Aynı zamanda tedarikçiler kalabalık bir pazarda kendilerini farklılaştırmanın yeni yollarını bulmak zorunda kalacak; endüstriye özel sunumlar ve iş problemlerini çözen ve değer katan servisler gibi. “Onların ayrıca yeni ve inovatif teknolojilerle başarı ve itibar elde etmeye ihtiyacı var. Müşteriler en son araç ve teknolojileri ister ama onlar bu konuda kobay olmak istemezler.” diyor Coatney.

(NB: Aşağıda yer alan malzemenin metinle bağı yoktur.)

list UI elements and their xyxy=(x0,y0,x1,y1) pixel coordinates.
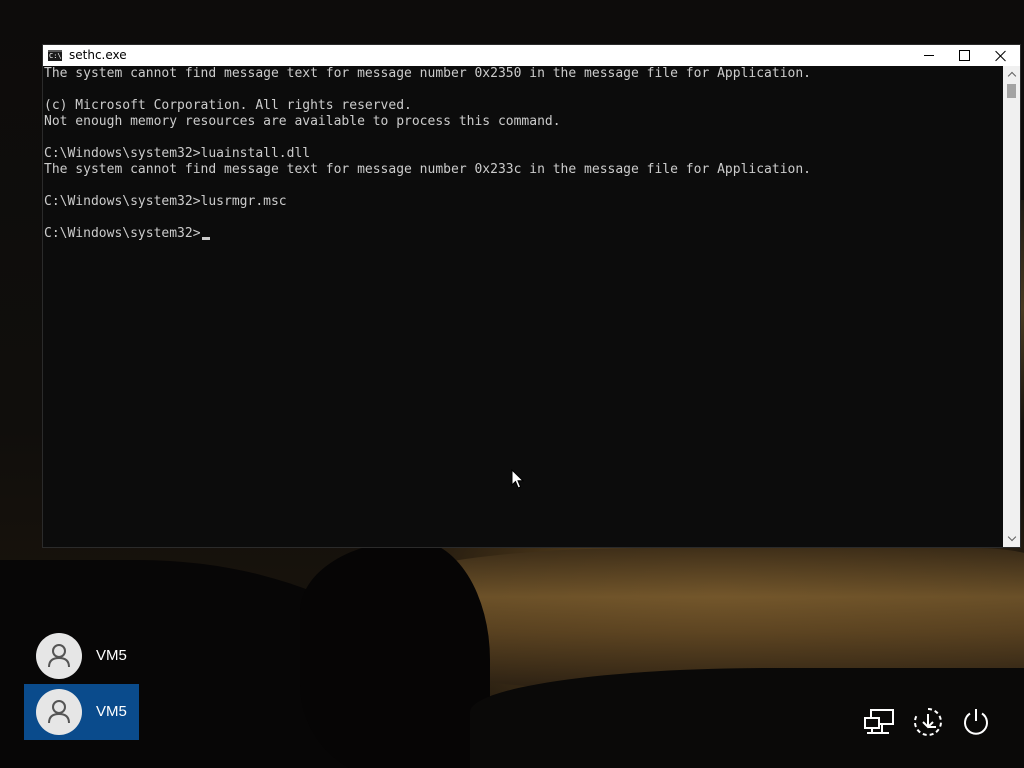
network-button[interactable] xyxy=(860,702,900,742)
maximize-button[interactable] xyxy=(946,45,982,66)
chevron-up-icon xyxy=(1007,71,1016,81)
close-icon xyxy=(995,50,1007,62)
ease-of-access-button[interactable] xyxy=(908,702,948,742)
console-line: C:\Windows\system32>lusrmgr.msc xyxy=(44,194,287,209)
chevron-down-icon xyxy=(1007,532,1016,542)
user-icon xyxy=(48,700,70,724)
title-bar[interactable]: C:\ sethc.exe xyxy=(43,45,1020,66)
console-icon: C:\ xyxy=(48,50,62,61)
vertical-scrollbar[interactable] xyxy=(1003,66,1020,547)
console-line: Not enough memory resources are availabl… xyxy=(44,114,561,129)
wallpaper-cliff xyxy=(300,540,490,768)
avatar xyxy=(36,633,82,679)
window-title: sethc.exe xyxy=(69,48,127,62)
prompt-line[interactable]: C:\Windows\system32> xyxy=(43,226,1003,242)
power-button[interactable] xyxy=(956,702,996,742)
command-prompt: C:\Windows\system32> xyxy=(44,226,201,241)
console-line: The system cannot find message text for … xyxy=(44,162,812,177)
console-line: The system cannot find message text for … xyxy=(44,66,812,81)
avatar xyxy=(36,689,82,735)
ease-of-access-icon xyxy=(913,708,942,736)
scroll-down-button[interactable] xyxy=(1003,530,1020,547)
text-cursor xyxy=(201,237,210,240)
maximize-icon xyxy=(958,50,970,61)
scroll-up-button[interactable] xyxy=(1003,66,1020,83)
console-line: (c) Microsoft Corporation. All rights re… xyxy=(44,98,412,113)
user-tile[interactable]: VM5 xyxy=(24,628,139,684)
minimize-icon xyxy=(924,55,934,56)
user-icon xyxy=(48,644,70,668)
mouse-pointer-icon xyxy=(511,469,525,489)
user-name: VM5 xyxy=(96,703,127,720)
network-icon xyxy=(864,709,894,734)
scroll-thumb[interactable] xyxy=(1007,84,1016,98)
minimize-button[interactable] xyxy=(911,45,947,66)
power-icon xyxy=(964,709,988,735)
user-name: VM5 xyxy=(96,647,127,664)
user-tile-selected[interactable]: VM5 xyxy=(24,684,139,740)
console-line: C:\Windows\system32>luainstall.dll xyxy=(44,146,311,161)
console-window[interactable]: C:\ sethc.exe The system cannot find mes… xyxy=(43,45,1020,547)
close-button[interactable] xyxy=(983,45,1019,66)
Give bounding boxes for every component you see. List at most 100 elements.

Gelişen IT dışkaynak pazarının iyi tarafı şu ki IT bütçelerinin giderek artan oranda yardımcı hizmetlerden, katma değer eklenmiş, endüstriye özel olan çözümlere yönelecek, diyor Hall. Hall, “IT daha fazla iş değerini ortaya çıkartmak için değer katılmış servislere ve çözümlerin entegrasyonuna odaklanmaya başlayabilir” diyor ve şöyle devam ediyor: “Bu, sağlayıcılara sosyal medya, mobil, analitikler, bulut ve bir servis çözümü olarak iş süreci üzerine daha büyük bahisler yapma fırsatı sağlıyor. Böylece verimlilik teşvik edilmeye devam edilecek ama aynı zamanda mobilite ve analitikler gibi yüksek değere sahip projelere de imkan tanıyacak.”